The company has leased about 14,500 square feet on the fifth floor of the historic Gallup Building at 901 F St. NW, carving out only a small zone for standing desks while loading up on meeting rooms and flexible public space, according to the Washington Business Journal. The floor plan favors event-ready areas and demonstration stations where visitors, including policymakers, can try OpenAI tools in person.
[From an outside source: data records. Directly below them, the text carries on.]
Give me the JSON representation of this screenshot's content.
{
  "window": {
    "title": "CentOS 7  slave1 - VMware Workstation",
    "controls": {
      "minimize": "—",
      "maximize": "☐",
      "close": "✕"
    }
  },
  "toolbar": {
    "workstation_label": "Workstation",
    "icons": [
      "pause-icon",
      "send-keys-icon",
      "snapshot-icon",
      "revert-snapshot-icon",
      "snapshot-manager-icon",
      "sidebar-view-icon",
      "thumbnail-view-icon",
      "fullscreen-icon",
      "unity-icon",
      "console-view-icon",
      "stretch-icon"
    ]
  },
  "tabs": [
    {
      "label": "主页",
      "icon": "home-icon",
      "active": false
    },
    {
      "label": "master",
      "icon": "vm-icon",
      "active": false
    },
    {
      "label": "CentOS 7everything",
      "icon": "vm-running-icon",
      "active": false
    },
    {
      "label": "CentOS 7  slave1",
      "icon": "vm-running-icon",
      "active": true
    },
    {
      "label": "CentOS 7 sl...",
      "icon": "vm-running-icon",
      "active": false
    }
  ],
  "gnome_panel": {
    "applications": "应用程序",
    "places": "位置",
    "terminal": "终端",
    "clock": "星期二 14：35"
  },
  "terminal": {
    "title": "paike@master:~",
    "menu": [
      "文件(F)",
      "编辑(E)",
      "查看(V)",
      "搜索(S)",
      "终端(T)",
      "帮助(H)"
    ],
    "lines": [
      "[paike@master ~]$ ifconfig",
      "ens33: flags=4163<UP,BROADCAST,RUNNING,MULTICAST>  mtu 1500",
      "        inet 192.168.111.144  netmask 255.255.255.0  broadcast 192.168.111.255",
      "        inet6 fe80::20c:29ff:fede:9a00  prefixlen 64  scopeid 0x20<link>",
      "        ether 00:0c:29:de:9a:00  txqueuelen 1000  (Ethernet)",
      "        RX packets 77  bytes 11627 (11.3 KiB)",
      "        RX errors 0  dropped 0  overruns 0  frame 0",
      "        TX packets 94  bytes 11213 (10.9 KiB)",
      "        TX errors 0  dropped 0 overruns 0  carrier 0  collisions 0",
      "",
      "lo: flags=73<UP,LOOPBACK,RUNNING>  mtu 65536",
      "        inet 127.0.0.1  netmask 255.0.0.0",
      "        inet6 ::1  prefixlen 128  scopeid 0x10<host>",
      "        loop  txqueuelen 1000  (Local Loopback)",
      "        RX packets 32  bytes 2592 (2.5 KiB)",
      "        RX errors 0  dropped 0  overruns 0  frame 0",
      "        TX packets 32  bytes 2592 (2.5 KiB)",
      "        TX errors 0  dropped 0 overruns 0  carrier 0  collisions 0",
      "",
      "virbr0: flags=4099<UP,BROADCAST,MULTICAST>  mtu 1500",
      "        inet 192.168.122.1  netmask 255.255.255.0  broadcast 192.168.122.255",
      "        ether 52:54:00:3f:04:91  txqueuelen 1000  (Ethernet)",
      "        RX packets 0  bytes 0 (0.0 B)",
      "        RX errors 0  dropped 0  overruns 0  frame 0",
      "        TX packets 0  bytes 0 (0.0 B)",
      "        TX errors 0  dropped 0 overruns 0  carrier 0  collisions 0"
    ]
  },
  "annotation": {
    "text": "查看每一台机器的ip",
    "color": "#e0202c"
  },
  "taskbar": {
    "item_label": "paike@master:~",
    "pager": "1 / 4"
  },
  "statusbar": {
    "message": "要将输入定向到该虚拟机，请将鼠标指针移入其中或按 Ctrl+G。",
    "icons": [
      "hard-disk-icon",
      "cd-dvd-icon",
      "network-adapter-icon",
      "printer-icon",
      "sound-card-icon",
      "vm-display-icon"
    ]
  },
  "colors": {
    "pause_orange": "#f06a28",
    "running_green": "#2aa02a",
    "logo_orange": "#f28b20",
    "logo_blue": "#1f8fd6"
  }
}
Designed To Meet Policymakers

Chan Park, who leads OpenAI’s Washington office, told attendees at the Washington D.C. Economic Partnership’s annual meeting that the D.C. team is graduating from a WeWork setup into the Gallup Building and will focus on engagement and hands-on interaction, according to the Washington D.C. Economic Partnership. “One of the things that we think about here in D.C. is how to make sure AI is part of the overall infrastructure,” Park said. The comments frame the office as a policy-facing hub rather than a heads-down engineering site.

A Workshop For Demos

Local coverage describes a designated “workshop” area inside the office, set up for hands-on demos where lawmakers and agency officials can test products directly. The space is expected to host briefings and interactive sessions that walk decision makers through what OpenAI’s systems actually do, Real NoVA reported. These kinds of in-person showcases have become a go-to move for tech firms looking to build relationships with regulators and staff.

Hiring And Hybrid Work

OpenAI’s careers pages list multiple Washington roles on its Global Affairs and OpenAI for Government teams, signaling that some federal-facing staff will be based locally, according to OpenAI. Many of the postings describe a hybrid schedule, suggesting the Penn Quarter office will serve as a hub for planned, in-person engagements even as most employees split their time between remote work and the suite. Taken together, the details point to a presence geared toward outreach and convening rather than packing in cubicles.

Why This Matters For D.C.

The move comes as D.C. tenants increasingly cherry-pick central, amenity-rich buildings to host clients and partners, a trend highlighted with CBRE market data in coverage by the Washington D.C. Economic Partnership. For OpenAI, a Penn Quarter address close to Capitol Hill and major transit makes it easier to bring visitors in for demonstrations and workshops without shifting large engineering teams into the city. The Gallup Building suite is expected to be used primarily for targeted briefings and public events instead of serving as a high-density staffing hub.